James A. Marx ’97: Working Possibly the ‘Best Lawyering Job in the World’
The mood in the office building where James A. Marx ’97 works is directly correlated to 162 events in a calendar year. Then again, his office is the Great American Ball Park and home of the Cincinnati Reds. Nevertheless, whether the team wins or loses, Marx takes joy in the work he does and where he does it. “I brown-bagged it the other day, ate out on the ballpark and watched them cut the grass and line the field for a game, that’s not exactly something you can do in typical law office.”
Marx is the general counsel and vice president of Cincinnati’s Major League Baseball team and is grateful for his occupation. “It’s a unique job,” he said. “There are only 30 of these jobs and I’m one of the 30. I’ve had many lawyers stop me and let me know that I have the best lawyering job in the world.”
So how did Marx snag one the most coveted jobs in the sports legal community? “I was at the right place at the right time,” he said. “There was never a morning when I woke up thinking, ‘I want to be a sports and entertainment lawyer.’”
A native of Cincinnati, Marx attended University of Cincinnati for his bachelor’s and master’s degrees. He did a walk-up registration for the LSAT and applied to one law school, the Moritz College of Law. From 1998 until 2007, Marx worked at the Cincinnati office of Dinsmore & Shohl. He worked there as an associate for seven years and as a partner for two. But it was his years as an associate that changed his life.
“I still remember the date, Sept. 28, 2005. I got a call from Chris Fister, the CFO of the Castellini Management Company, to review a document,” he said. “That document was the first of many that started Castellini’s acquisition of the Reds.”
Marx was put on as lead lawyer for the case. “I went to Disney World with my family as planned the day after my call with Chris, but ended up sitting in a Disney World hotel room working on the letter of intent,” he said. “We worked around the clock from October 2005 through January 2006 and the acquisition was signed, sealed and delivered on January 20, 2006. Very few people thought we would have it done in January much less the start of the ’06 baseball season under new ownership.”
The Cincinnati Reds acquisition was the highest profile transaction of 2006 in Cincinnati, according to Marx. George Vincent, now managing partner of Dinsmore & Shohl, tapped Marx to handle the transaction while he was still an associate. “Talk about a vote of confidence.” Marx noted that he will forever be grateful to that vote of confidence from Vincent, Chris Fister and Mr. Castellini and without that vote of confidence and opportunity he would not be where he is today. “I’ve had a few teachers in my professional life, but George Vincent, Chris Fister and Bob Castellini have been my professional mentors and each has a profound impact on my life.”

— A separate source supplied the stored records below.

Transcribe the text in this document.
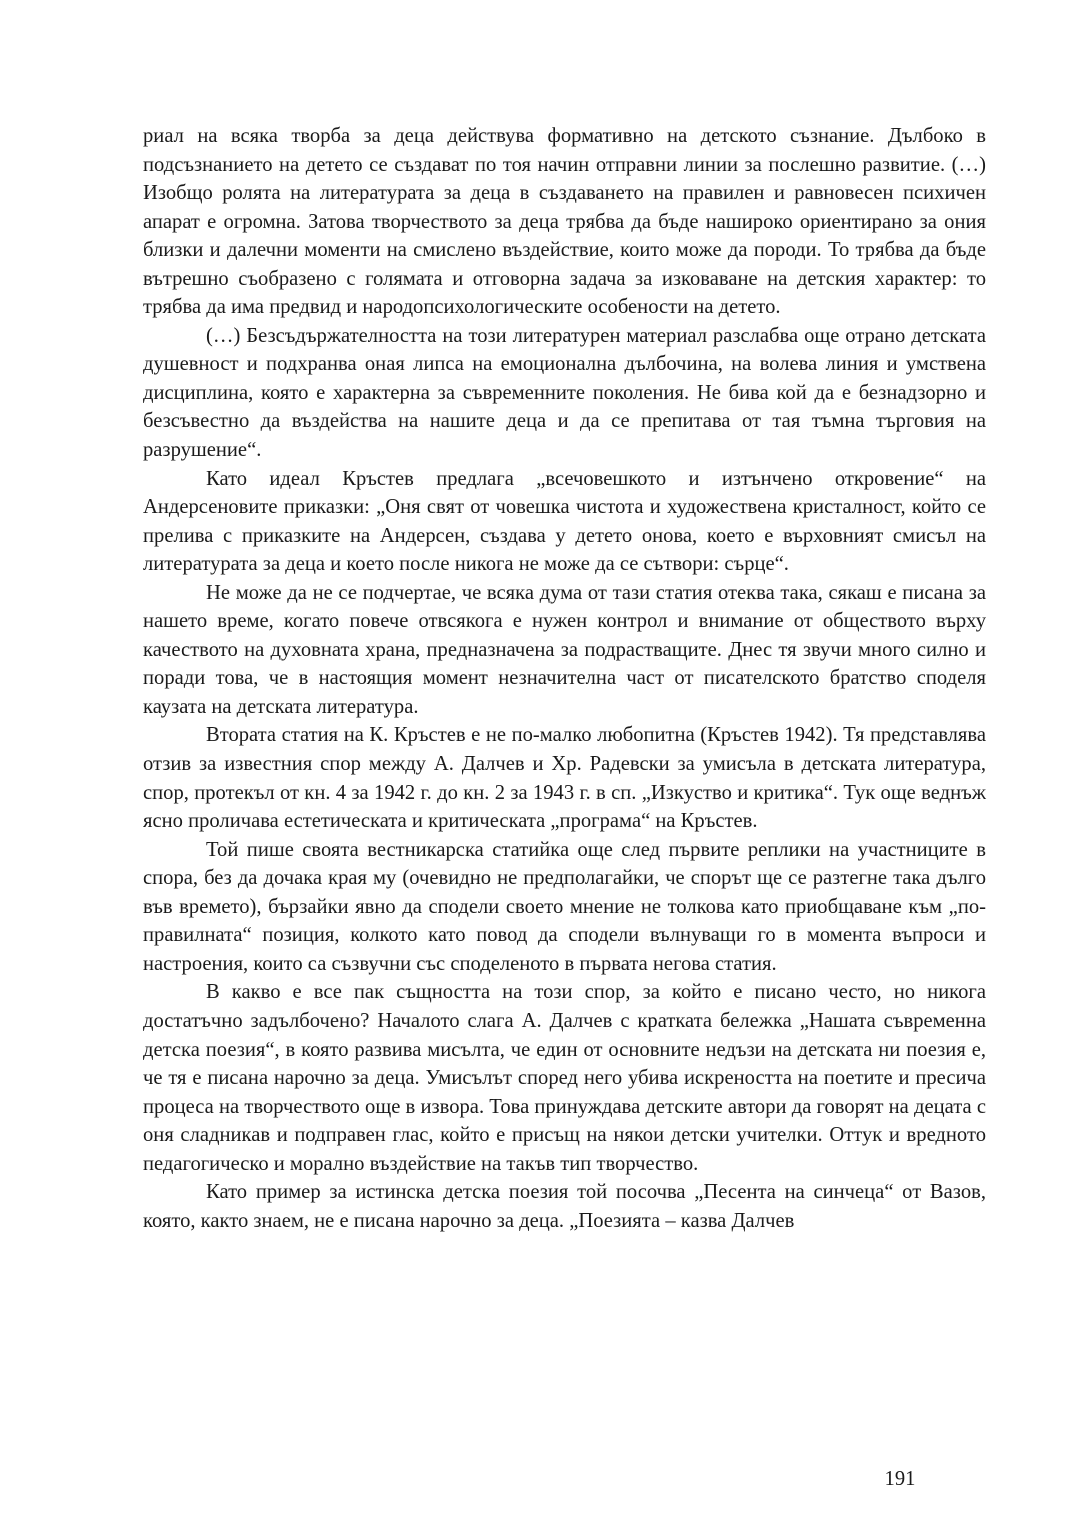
риал на всяка творба за деца действува формативно на детското съзнание. Дълбоко в подсъзнанието на детето се създават по тоя начин отправни линии за послешно развитие. (…) Изобщо ролята на литературата за деца в създаването на правилен и равновесен психичен апарат е огромна. Затова творчеството за деца трябва да бъде нашироко ориентирано за ония близки и далечни моменти на смислено въздействие, които може да породи. То трябва да бъде вътрешно съобразено с голямата и отговорна задача за изковаване на детския характер: то трябва да има предвид и народопсихологическите особености на детето.

(…) Безсъдържателността на този литературен материал разслабва още отрано детската душевност и подхранва оная липса на емоционална дълбочина, на волева линия и умствена дисциплина, която е характерна за съвременните поколения. Не бива кой да е безнадзорно и безсъвестно да въздейства на нашите деца и да се препитава от тая тъмна търговия на разрушение“.

Като идеал Кръстев предлага „всечовешкото и изтънчено откровение“ на Андерсеновите приказки: „Оня свят от човешка чистота и художествена кристалност, който се прелива с приказките на Андерсен, създава у детето онова, което е върховният смисъл на литературата за деца и което после никога не може да се сътвори: сърце“.

Не може да не се подчертае, че всяка дума от тази статия отеква така, сякаш е писана за нашето време, когато повече отвсякога е нужен контрол и внимание от обществото върху качеството на духовната храна, предназначена за подрастващите. Днес тя звучи много силно и поради това, че в настоящия момент незначителна част от писателското братство споделя каузата на детската литература.

Втората статия на К. Кръстев е не по-малко любопитна (Кръстев 1942). Тя представлява отзив за известния спор между А. Далчев и Хр. Радевски за умисъла в детската литература, спор, протекъл от кн. 4 за 1942 г. до кн. 2 за 1943 г. в сп. „Изкуство и критика“. Тук още веднъж ясно проличава естетическата и критическата „програма“ на Кръстев.

Той пише своята вестникарска статийка още след първите реплики на участниците в спора, без да дочака края му (очевидно не предполагайки, че спорът ще се разтегне така дълго във времето), бързайки явно да сподели своето мнение не толкова като приобщаване към „по-правилната“ позиция, колкото като повод да сподели вълнуващи го в момента въпроси и настроения, които са съзвучни със споделеното в първата негова статия.

В какво е все пак същността на този спор, за който е писано често, но никога достатъчно задълбочено? Началото слага А. Далчев с кратката бележка „Нашата съвременна детска поезия“, в която развива мисълта, че един от основните недъзи на детската ни поезия е, че тя е писана нарочно за деца. Умисълът според него убива искреността на поетите и пресича процеса на творчеството още в извора. Това принуждава детските автори да говорят на децата с оня сладникав и подправен глас, който е присъщ на някои детски учителки. Оттук и вредното педагогическо и морално въздействие на такъв тип творчество.

Като пример за истинска детска поезия той посочва „Песента на синчеца“ от Вазов, която, както знаем, не е писана нарочно за деца. „Поезията – казва Далчев

191
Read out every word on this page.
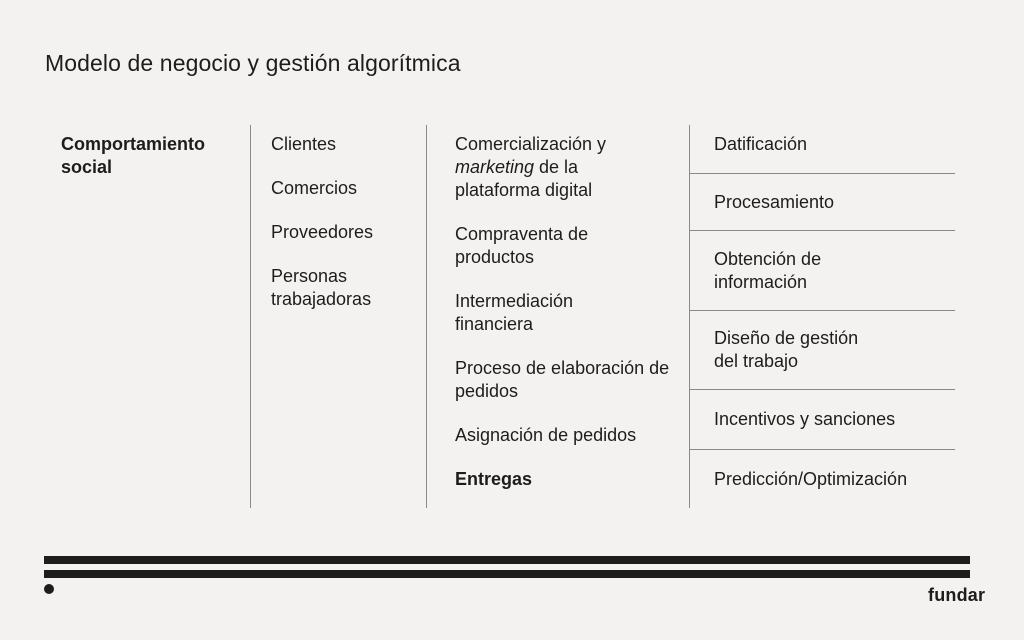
Modelo de negocio y gestión algorítmica
Comportamiento
social
Clientes
Comercios
Proveedores
Personas trabajadoras
Comercialización y
marketing de la
plataforma digital
Compraventa de productos
Intermediación financiera
Proceso de elaboración de pedidos
Asignación de pedidos
Entregas
Datificación
Procesamiento
Obtención de información
Diseño de gestión del trabajo
Incentivos y sanciones
Predicción/Optimización
fundar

As of Jan. 1, 2008 Marx left Dinsmore & Shohl, although he remains of-counsel at the firm, and was brought on board as general counsel of the Cincinnati Reds under its new ownership. “I’m a full service legal department, and as a one-person staff I still rely upon Dinsmore.”
Although Marx only has one client now, he has to deal with a wider range of legal issues. He deals with all the facets of business, legal and non-legal.
He grew up a Reds fan and loves that he is part of the club. “It’s the next best thing to being on the field as a player,” he said. “Not many people in this profession can say that less than 20 yards from their office is a baseball stadium.”
Taking advantage of the uniqueness of his job, Marx makes it a goal to catch at least 10 to 15 minutes of batting practice. “I smile when I walk into to the stadium,” he said. “I can’t believe this is where I work. I get paid for this.”
He says that his day-to-day life is not much different from the work he would have done in a large firm. But, since he is the only in-house lawyer for the Reds, he has to be a utility player. “It requires a pretty full tool kit,” he said. “You have to be nimble because you never know what things will be thrown at you.
One such case was when the Mitchell Investigation took place within Major League Baseball. The historic investigation, led by former Sen. George Mitchell, questioned professional baseball players’ use of performance-enhancing substances. “It was something that needed the cooperation of all the clubs,” Marx said. “It made an incredible impact on baseball. The problem was a lot more pervasive than people had originally thought.”
There are moments when Marx particularly appreciates the distinctiveness of his job. “During spring training, when the media isn’t there crowding around the players, you hear the outfielders on the field having fun,” he said. “It’s encouraging to see these professional athletes still enjoy playing the game they’re paid to play.”
But when April rolls around and the baseball season starts, Marx’s office gets ready. “There is a vibe or a life on game days. Eighty-one times a year, our front office puts on the equivalent of a Broadway play,” he said. “Game days are when I realize, ‘Hey, I am in the entertainment industry.’ And I’m extremely proud of that.”